>When I saw the price I assumed they were trying to position a premium product.
They are. They are building a product that let's you do anything you want on the device.
Honestly, the phone should be priced at a premium level because it will appeal to a demographic that will pay more for a phone that lets them break free from the closed ecosystems of Android/Apple. It also gives them extra cash to re-invest in the company and doesn't require them scaling their manufacturing just yet.
>That phrase doesn't mean what you think it means. It has nothing to do with planning for a long product life.
It means acting now to best position yourself for the future.
I absolutely agree with you that affordable off-contract phones are going to be a big part of the future. Previous iPhones were premium products that were too expensive to manufacture for that to be viable, but the 5C is designed to be much cheaper to make. While it's selling at premium prices now it's far, far better positioned to become a strong medium end product in future.
> Just take their current flagship smartphone, double the thickness to fit a halfway-between-smartphone-and-full-frame sensor, an SD card slot, ability to export RAWs, and a compact zoom lens, and sell it for like $2000.
And no one will buy it. It has been tried before, by Nokia.
> It was a huge disappointment when I heard about the price at launch. It could not compete on price with the Nexus line.
Sigh. The nexus line is sold AT COST. If you expected a retail phone to compete against a phone that is not trying to make any money you will always be disappointed.
In late November 2017 no-contract SEs were going for $99 at some stores. A year later the price had dropped to $79. I bought one at $99 to use as an mp3 player and camera. Works great. I don't want a phone that's any larger because it won't fit comfortably into my pockets. Still using for day-to-day actual phone use a pretty great similar sized Android phone I bought for much less. I prefer it because it has an SD slot and replaceable battery and uses USB, all better AFAIAC than no SD slot, no replaceable battery and no USB. Phones are cheap and the cheap phones are very good.
> Bring prices of the phones down to 50 bucks. Put it in the hands of everyone.
A $50 reduction on a $1000 price tag won’t “put it in the hands of everyone”. People who cannot afford it still won’t and it won’t change anything to people who can. $50 over the life of a device is nothing.
Besides, that’s what previous generations are for: usability is pretty much identical to the latest and greatest, and the discount is much more than $50.

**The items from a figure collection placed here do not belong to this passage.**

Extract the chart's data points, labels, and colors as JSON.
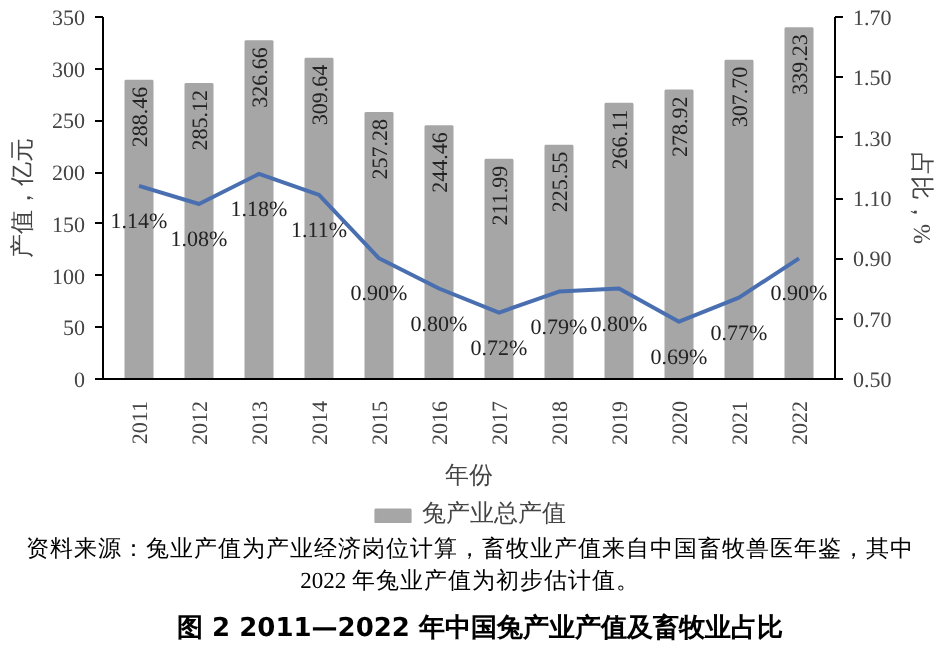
{
  "chart_data": {
    "type": "bar",
    "title": "图 2 2011—2022 年中国兔产业产值及畜牧业占比",
    "xlabel": "年份",
    "ylabel": "产值，亿元",
    "y2label": "占比，%",
    "categories": [
      "2011",
      "2012",
      "2013",
      "2014",
      "2015",
      "2016",
      "2017",
      "2018",
      "2019",
      "2020",
      "2021",
      "2022"
    ],
    "series": [
      {
        "name": "兔产业总产值",
        "color": "#a6a6a6",
        "values": [
          288.46,
          285.12,
          326.66,
          309.64,
          257.28,
          244.46,
          211.99,
          225.55,
          266.11,
          278.92,
          307.7,
          339.23
        ],
        "value_labels": [
          "288.46",
          "285.12",
          "326.66",
          "309.64",
          "257.28",
          "244.46",
          "211.99",
          "225.55",
          "266.11",
          "278.92",
          "307.70",
          "339.23"
        ]
      },
      {
        "type": "line",
        "axis": "y2",
        "color": "#4a6fb0",
        "values": [
          1.14,
          1.08,
          1.18,
          1.11,
          0.9,
          0.8,
          0.72,
          0.79,
          0.8,
          0.69,
          0.77,
          0.9
        ],
        "value_labels": [
          "1.14%",
          "1.08%",
          "1.18%",
          "1.11%",
          "0.90%",
          "0.80%",
          "0.72%",
          "0.79%",
          "0.80%",
          "0.69%",
          "0.77%",
          "0.90%"
        ]
      }
    ],
    "ylim": [
      0,
      350
    ],
    "yticks": [
      0,
      50,
      100,
      150,
      200,
      250,
      300,
      350
    ],
    "y2lim": [
      0.5,
      1.7
    ],
    "y2ticks": [
      {
        "value": 0.5,
        "label": "0.50"
      },
      {
        "value": 0.7,
        "label": "0.70"
      },
      {
        "value": 0.9,
        "label": "0.90"
      },
      {
        "value": 1.1,
        "label": "1.10"
      },
      {
        "value": 1.3,
        "label": "1.30"
      },
      {
        "value": 1.5,
        "label": "1.50"
      },
      {
        "value": 1.7,
        "label": "1.70"
      }
    ],
    "legend": "bottom",
    "grid": false,
    "annotations": [
      "资料来源：兔业产值为产业经济岗位计算，畜牧业产值来自中国畜牧兽医年鉴，其中 2022 年兔业产值为初步估计值。"
    ]
  }
}
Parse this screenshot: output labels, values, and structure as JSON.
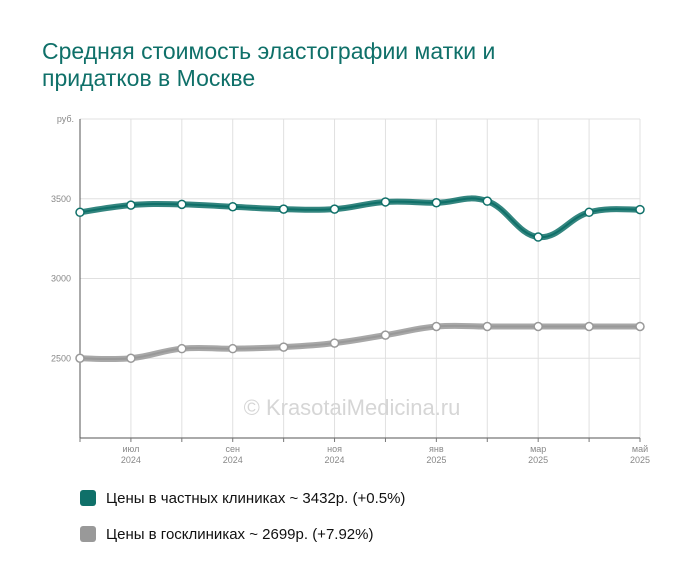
{
  "chart_data": {
    "type": "line",
    "title": "Средняя стоимость эластографии матки и\nпридатков в Москве",
    "ylabel": "руб.",
    "ylim": [
      2000,
      4000
    ],
    "yticks": [
      2500,
      3000,
      3500
    ],
    "x_tick_labels": [
      {
        "month": "июл",
        "year": "2024"
      },
      {
        "month": "сен",
        "year": "2024"
      },
      {
        "month": "ноя",
        "year": "2024"
      },
      {
        "month": "янв",
        "year": "2025"
      },
      {
        "month": "мар",
        "year": "2025"
      },
      {
        "month": "май",
        "year": "2025"
      }
    ],
    "categories": [
      "июн 2024",
      "июл 2024",
      "авг 2024",
      "сен 2024",
      "окт 2024",
      "ноя 2024",
      "дек 2024",
      "янв 2025",
      "фев 2025",
      "мар 2025",
      "апр 2025",
      "май 2025"
    ],
    "series": [
      {
        "name": "Цены в частных клиниках",
        "color": "#0f7069",
        "values": [
          3415,
          3460,
          3465,
          3450,
          3435,
          3435,
          3480,
          3475,
          3485,
          3260,
          3415,
          3432
        ]
      },
      {
        "name": "Цены в госклиниках",
        "color": "#999999",
        "values": [
          2500,
          2500,
          2560,
          2560,
          2570,
          2595,
          2645,
          2699,
          2699,
          2699,
          2699,
          2699
        ]
      }
    ],
    "legend": [
      {
        "text": "Цены в частных клиниках ~ 3432р. (+0.5%)",
        "color": "#0f7069"
      },
      {
        "text": "Цены в госклиниках ~ 2699р. (+7.92%)",
        "color": "#999999"
      }
    ],
    "watermark": "© KrasotaiMedicina.ru",
    "grid": true,
    "legend_placement": "bottom-left"
  }
}
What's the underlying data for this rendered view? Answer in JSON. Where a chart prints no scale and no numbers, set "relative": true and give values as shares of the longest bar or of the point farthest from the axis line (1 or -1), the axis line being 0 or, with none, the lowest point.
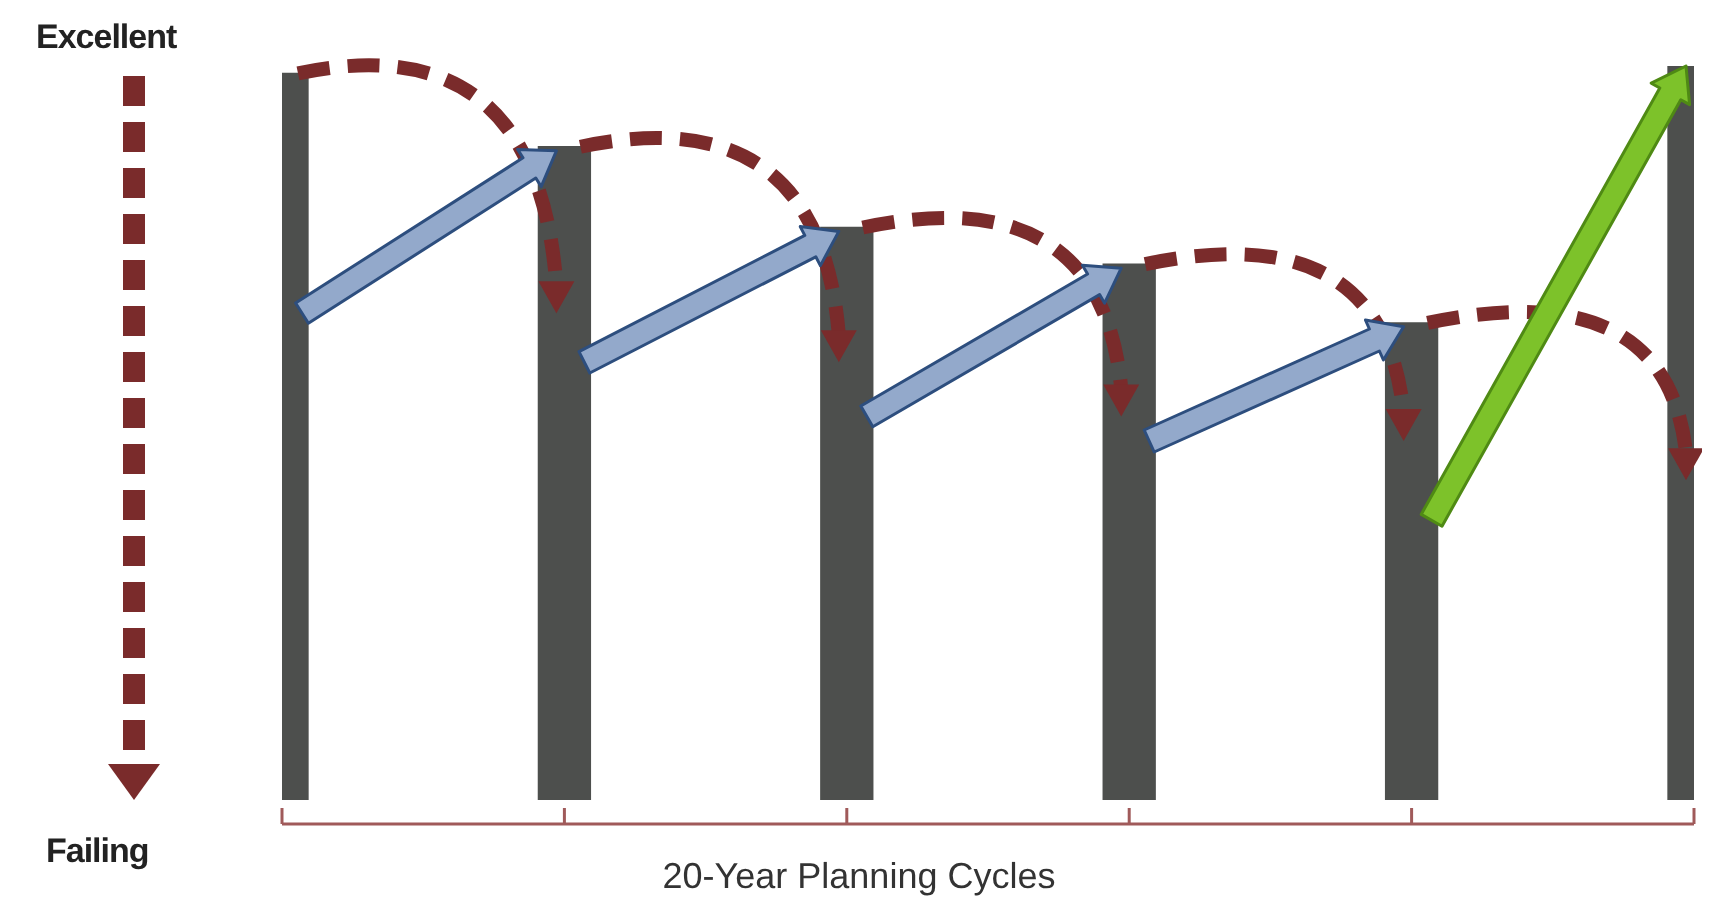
{
  "chart_data": {
    "type": "bar",
    "relative": true,
    "categories": [
      null,
      null,
      null,
      null,
      null,
      null
    ],
    "values": [
      0.99,
      0.89,
      0.78,
      0.73,
      0.65,
      1
    ],
    "color": "#4d4f4d",
    "xlabel": "20-Year Planning Cycles",
    "annotations": [
      "Excellent",
      "Failing"
    ]
  }
}
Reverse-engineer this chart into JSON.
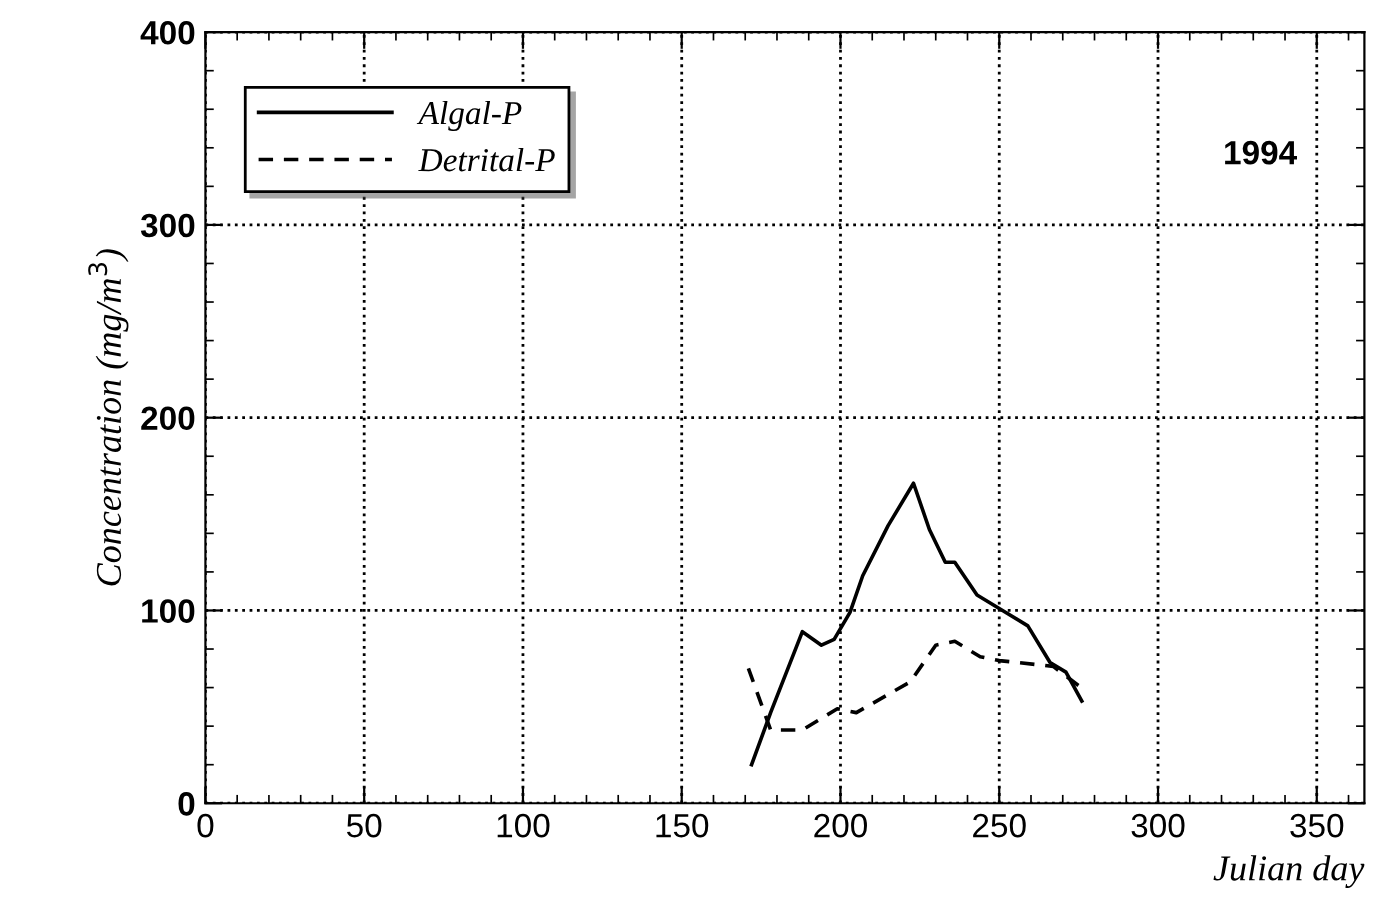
{
  "chart_data": {
    "type": "line",
    "xlabel": "Julian day",
    "ylabel": "Concentration (mg/m$^{3}$)",
    "annotations": [
      "1994"
    ],
    "xlim": [
      0,
      365
    ],
    "xticks": [
      0,
      50,
      100,
      150,
      200,
      250,
      300,
      350
    ],
    "ylim": [
      0,
      400
    ],
    "yticks": [
      0,
      100,
      200,
      300,
      400
    ],
    "grid": true,
    "legend": "top left",
    "series": [
      {
        "name": "Algal-P",
        "color": "#000000",
        "line_style": "solid",
        "x": [
          172,
          178,
          188,
          194,
          198,
          203,
          207,
          215,
          223,
          228,
          233,
          236,
          243,
          250,
          259,
          266,
          271,
          276
        ],
        "values": [
          20,
          47,
          89,
          82,
          85,
          99,
          118,
          144,
          166,
          142,
          125,
          125,
          108,
          101,
          92,
          73,
          68,
          53
        ]
      },
      {
        "name": "Detrital-P",
        "color": "#000000",
        "line_style": "dashed",
        "x": [
          171,
          178,
          188,
          199,
          205,
          222,
          230,
          236,
          244,
          250,
          267,
          275
        ],
        "values": [
          70,
          38,
          38,
          49,
          47,
          63,
          82,
          84,
          76,
          74,
          71,
          61
        ]
      }
    ]
  }
}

The folding bit has no value to me, but even if it did, that price point is unacceptable. A phone is something I carry every day and don't treat like a delicate flower. If it costs so much that losing or breaking it would bring financial pain in addition to the pain of the loss of the phone, it's not suitable for my needs.
That said, I'm being overly cautious because I've never actually lost or broken a phone.
> I find it surprising that people buy flagship phones that don't include an SD card reader.
Because most don't come with an SD card reader and there are other features people want besides that. Buying a $1000 phone is all about the trade-offs one is willing to live with.
> The thing is, price anchoring is a thing, and people are going to look at a phone that costs $400 and needs a $40 Extra Thing and a $500 phone and go "the latter is easier".
Oh definitely. I would too. I dream of the price being only $200/TB.
The biggest storage upgrade for a normal iPhone is +384GB for $300 (Oof). If you upgrade to the Max model you can get +768GB for $400.
A Galaxy S23 can get +128GB for $60, a Galaxy S23+ can get +256GB for $120, and a Galaxy S23 Ultra can get +768GB for $420.
A Pixel 8 can get +128GB for $60, and a Pixel 8 Pro can get +896GB for $400.
If you include the price increase of better base models, to get access to bigger options, then $700/TB is a good ballpark figure.
I think this pricing is a little bit better than when I last looked, but it's still very bad.
The availability of >512GB is growing but still flaky and usually requires extra expensive base models. While in comparison microsd has had cheap 1TB for a good while, and 1.5TB for $150 becomes available later this month.
> Give me a phone with a proper usb port, a couple sim cards, an SD slot, a replaceable battery and a headphone jack. I couldn't possibly care any less about making it any thinner. It's going into a protective case anyway.
Almost nobody wants this phone. Sure you'll get cheered on by some small group of people that wouldn't actually buy this phone either, but it just wouldn't sell well enough to justify its existence. There's probably already a phone with most of these features.
>This makes no sense: manufacturers are competing with each other, if the prices on the cheapest phones will increase more then surely someone will exploit that.
You assume it costs nothing to maintain software for old phones.
The 5C is $100 and it can already be found for $50 in various large stores.
If this is not catering to the low end, I don't know what is.